300 дней и вся оставшаяся жизнь - Волчок Ирина. Страница 39

— Потому и психую, что тихо, — сказал дядя Леша. — Сильно ты, Старый, птиц слышишь? Вот и я — нет.

Они не успели дойти до леса, в котором почему-то не пели птицы… Свет, свет, затмевающий все, лес, небо, Димкину огромную спину впереди, свет, в котором не было ни единого звука, обрушился на них…

Генка не знал, сколько времени провалялся на траве. Было мокро и очень, очень холодно. Видел он одним глазом, левым, зато очень отчетливо — каждую травинку, каждую веточку на земле. Только все это было ярко-красным. С трудом повернул голову: нет, никакого дальтонизма, небо по-прежнему светло-голубое, застиранное жарой южное небо. Холодно… Он сосредоточился и повернул голову еще чуть-чуть. Рядом лежал дядя Леша. Капитан прижимал руки к животу. Между пальцами слегка шевелилось что-то черно-синее, поднималось и опадало. Лицо у дяди Леши, давно загоревшее до шоколадного оттенка, было серым и каким-то острым. Все было острым — нос, складки у губ, подбородок, кадык… Глаза капитана были открыты.

— Дядь Леш, у тебя глаза вроде зеленые были.

— Это зрачки расширились. Очнулся? Это хорошо, Старый. Слушай меня внимательно и делай, что я скажу. Положи пальцы на кончик носа.

Это было так дико, что Генка решил, что сон, а что ж еще? Под командованием дяди Леши еще никого не убивали, даже не ранили ни разу… Конечно, сон, ведь ему, Генке, совсем не больно.

— Дядь Леш, а тебе тоже не больно? — задал он дурацкий вопрос.

— Мне, Старый, не больно потому, что осколок до позвоночника дошел и там сидит. Так что я ничего, кроме рук и морды, не чувствую. Не отвлекайся. Положи пальцы на кончик носа. Так. А теперь аккуратненько веди вверх и направо, медленно.
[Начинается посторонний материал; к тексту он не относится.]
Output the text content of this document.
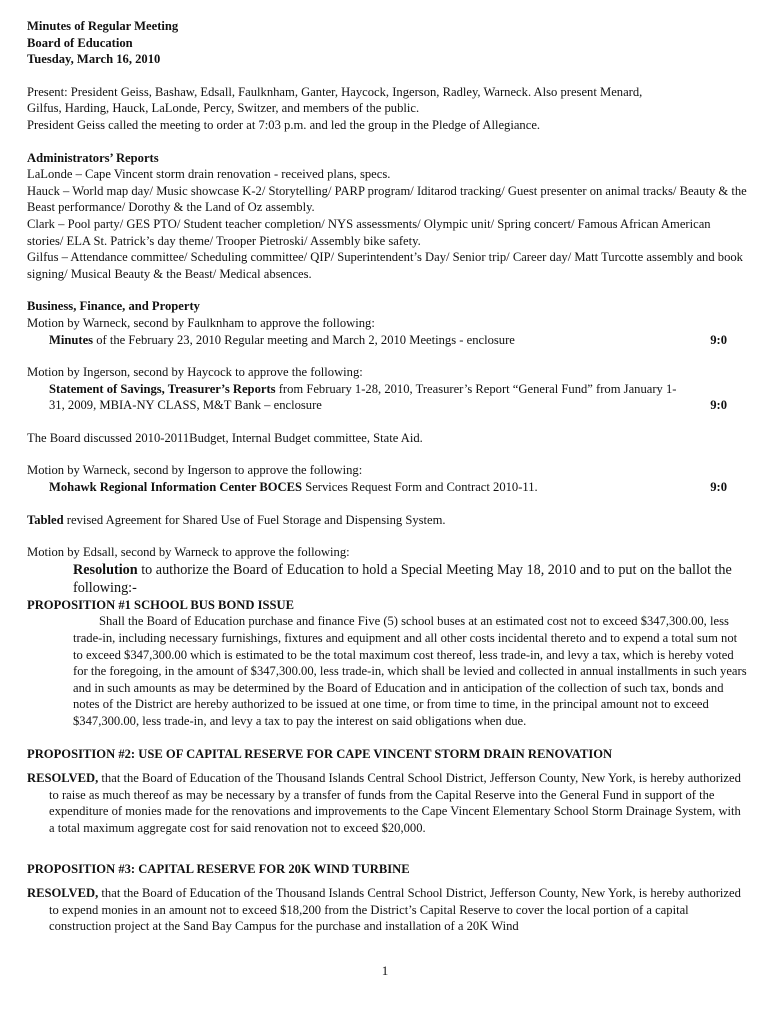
Minutes of Regular Meeting

Board of Education

Tuesday, March 16, 2010

Present: President Geiss, Bashaw, Edsall, Faulknham, Ganter, Haycock, Ingerson, Radley, Warneck. Also present Menard,

Gilfus, Harding, Hauck, LaLonde, Percy, Switzer, and members of the public.

President Geiss called the meeting to order at 7:03 p.m. and led the group in the Pledge of Allegiance.

Administrators’ Reports

LaLonde – Cape Vincent storm drain renovation - received plans, specs.

Hauck – World map day/ Music showcase K-2/ Storytelling/ PARP program/ Iditarod tracking/ Guest presenter on animal tracks/ Beauty & the Beast performance/ Dorothy & the Land of Oz assembly.

Clark – Pool party/ GES PTO/ Student teacher completion/ NYS assessments/ Olympic unit/ Spring concert/ Famous African American stories/ ELA St. Patrick’s day theme/ Trooper Pietroski/ Assembly bike safety.

Gilfus – Attendance committee/ Scheduling committee/ QIP/ Superintendent’s Day/ Senior trip/ Career day/ Matt Turcotte assembly and book signing/ Musical Beauty & the Beast/ Medical absences.

Business, Finance, and Property

Motion by Warneck, second by Faulknham to approve the following:

Minutes of the February 23, 2010 Regular meeting and March 2, 2010 Meetings - enclosure	9:0

Motion by Ingerson, second by Haycock to approve the following:

Statement of Savings, Treasurer’s Reports from February 1-28, 2010, Treasurer’s Report “General Fund” from January 1-
31, 2009, MBIA-NY CLASS, M&T Bank – enclosure	9:0

The Board discussed 2010-2011Budget, Internal Budget committee, State Aid.

Motion by Warneck, second by Ingerson to approve the following:

Mohawk Regional Information Center BOCES Services Request Form and Contract 2010-11.	9:0

Tabled revised Agreement for Shared Use of Fuel Storage and Dispensing System.

Motion by Edsall, second by Warneck to approve the following:

Resolution to authorize the Board of Education to hold a Special Meeting May 18, 2010 and to put on the ballot the following:-

PROPOSITION #1 SCHOOL BUS BOND ISSUE

Shall the Board of Education purchase and finance Five (5) school buses at an estimated cost not to exceed $347,300.00, less trade-in, including necessary furnishings, fixtures and equipment and all other costs incidental thereto and to expend a total sum not to exceed $347,300.00 which is estimated to be the total maximum cost thereof, less trade-in, and levy a tax, which is hereby voted for the foregoing, in the amount of $347,300.00, less trade-in, which shall be levied and collected in annual installments in such years and in such amounts as may be determined by the Board of Education and in anticipation of the collection of such tax, bonds and notes of the District are hereby authorized to be issued at one time, or from time to time, in the principal amount not to exceed $347,300.00, less trade-in, and levy a tax to pay the interest on said obligations when due.

PROPOSITION #2: USE OF CAPITAL RESERVE FOR CAPE VINCENT STORM DRAIN RENOVATION

RESOLVED, that the Board of Education of the Thousand Islands Central School District, Jefferson County, New York, is hereby authorized to raise as much thereof as may be necessary by a transfer of funds from the Capital Reserve into the General Fund in support of the expenditure of monies made for the renovations and improvements to the Cape Vincent Elementary School Storm Drainage System, with a total maximum aggregate cost for said renovation not to exceed $20,000.

PROPOSITION #3: CAPITAL RESERVE FOR 20K WIND TURBINE

RESOLVED, that the Board of Education of the Thousand Islands Central School District, Jefferson County, New York, is hereby authorized to expend monies in an amount not to exceed $18,200 from the District’s Capital Reserve to cover the local portion of a capital construction project at the Sand Bay Campus for the purchase and installation of a 20K Wind

1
Генкины пальцы наткнулись на скомканную мокрую тряпку, закрывавшую правую половину лица.

— Нашел. Давай, раскладывай по лбу, авось заживет.

Что заживет, хотел спросить Генка. Там, под тряпкой, рана что ли? И вдруг до него дошло, что «это», то, что он «раскладывает по лбу», никакая не тряпка, а его собственная плоть.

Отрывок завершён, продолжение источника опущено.